Omron’un geçtiğimiz yıllarda duyurduğu i-Automation! konsepti ile beraber düşündüğünüzde projeyi Endüstri 4.0 çerçevesinde değerlendirebilir misiniz?

E.E.: Üreticiler, tüketicilerin beklentileri karşılamak ve dinamik pazar koşullarında rekabetçi kalabilmek için “marka koruması”, “sürdürülebilir üretim” ve “operasyonel mükemmellik” gibi üç olmazsa olmaz bileşene bir arada sahip olmak durumundalar.

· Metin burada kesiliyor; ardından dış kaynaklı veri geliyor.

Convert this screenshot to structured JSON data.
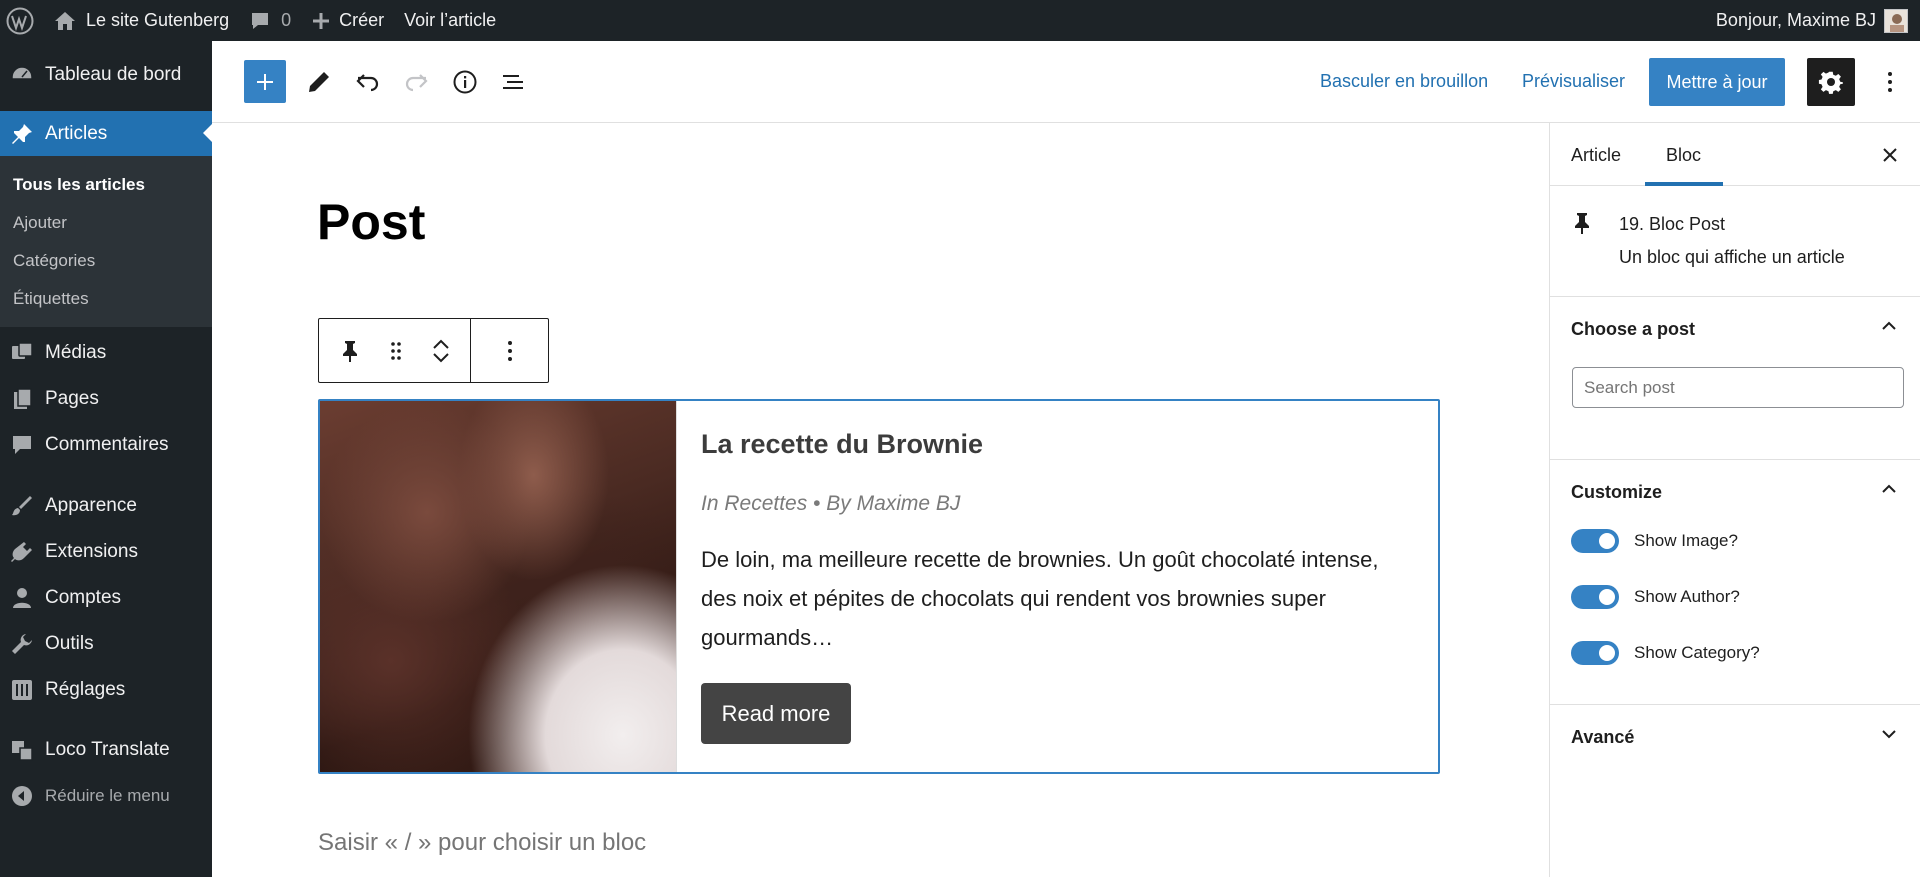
{
  "admin_bar": {
    "site_name": "Le site Gutenberg",
    "comments_count": "0",
    "new_label": "Créer",
    "view_label": "Voir l’article",
    "greeting": "Bonjour, Maxime BJ"
  },
  "sidebar": {
    "items": [
      {
        "label": "Tableau de bord",
        "icon": "dashboard-icon"
      },
      {
        "label": "Articles",
        "icon": "pin-icon"
      },
      {
        "label": "Médias",
        "icon": "media-icon"
      },
      {
        "label": "Pages",
        "icon": "pages-icon"
      },
      {
        "label": "Commentaires",
        "icon": "comments-icon"
      },
      {
        "label": "Apparence",
        "icon": "appearance-icon"
      },
      {
        "label": "Extensions",
        "icon": "plugins-icon"
      },
      {
        "label": "Comptes",
        "icon": "users-icon"
      },
      {
        "label": "Outils",
        "icon": "tools-icon"
      },
      {
        "label": "Réglages",
        "icon": "settings-icon"
      },
      {
        "label": "Loco Translate",
        "icon": "translate-icon"
      }
    ],
    "submenu": [
      "Tous les articles",
      "Ajouter",
      "Catégories",
      "Étiquettes"
    ],
    "collapse_label": "Réduire le menu"
  },
  "header": {
    "switch_draft": "Basculer en brouillon",
    "preview": "Prévisualiser",
    "update": "Mettre à jour"
  },
  "editor": {
    "post_title": "Post",
    "block": {
      "heading": "La recette du Brownie",
      "meta": "In Recettes • By Maxime BJ",
      "excerpt": "De loin, ma meilleure recette de brownies. Un goût chocolaté intense, des noix et pépites de chocolats qui rendent vos brownies super gourmands…",
      "read_more": "Read more"
    },
    "placeholder": "Saisir « / » pour choisir un bloc"
  },
  "inspector": {
    "tabs": [
      "Article",
      "Bloc"
    ],
    "active_tab": "Bloc",
    "block_title": "19. Bloc Post",
    "block_description": "Un bloc qui affiche un article",
    "choose_panel": "Choose a post",
    "search_placeholder": "Search post",
    "customize_panel": "Customize",
    "toggles": [
      {
        "label": "Show Image?",
        "on": true
      },
      {
        "label": "Show Author?",
        "on": true
      },
      {
        "label": "Show Category?",
        "on": true
      }
    ],
    "advanced_panel": "Avancé"
  },
  "colors": {
    "accent": "#3582c4",
    "admin_dark": "#1d2327",
    "current_menu": "#2271b1"
  }
}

Biz de Omron olarak, geleceğin akıllı, entegre ve interaktif otomasyon sistemlerini sunan yeniliklerimizi bir araya getirdiğimiz i-Automation! konseptimiz sayesinde üreticilerin bu zorlu rekabet ortamında daha yüksek “verimlilik”, “esneklik”, “emniyet”, “kalite”, “bağlanabilirlik” ve “güvenlik” seviyelerine ulaşmalarına yardımcı oluyoruz. i-Automation! konsepti aynı zamanda bütün cihazların birbirleriyle entegre olmasını sağlıyor. Hızlı haberleşmeyi, hızlı veri alışverişini sağlıyor, analiz yapmaya ve yenilikçi yaklaşımıyla teknolojinin getirdiği yeniliklere uyum imkanı sağlıyor. Endüstri 4.0 artık hayatımızın her anında ve her yerinde. Günümüz dünyasında trendleri yakalamak istiyorsak, fabrikalarımızı bu doğrultuda dizayn etmek durumundayız. i-Automation! ile dijitalleşmede birçok yükü fabrikalardan aldığımızı görüyoruz. Bu da fabrikalarda kalite standardını bozmadan, rekabet güçlerinin artması anlamına geliyor.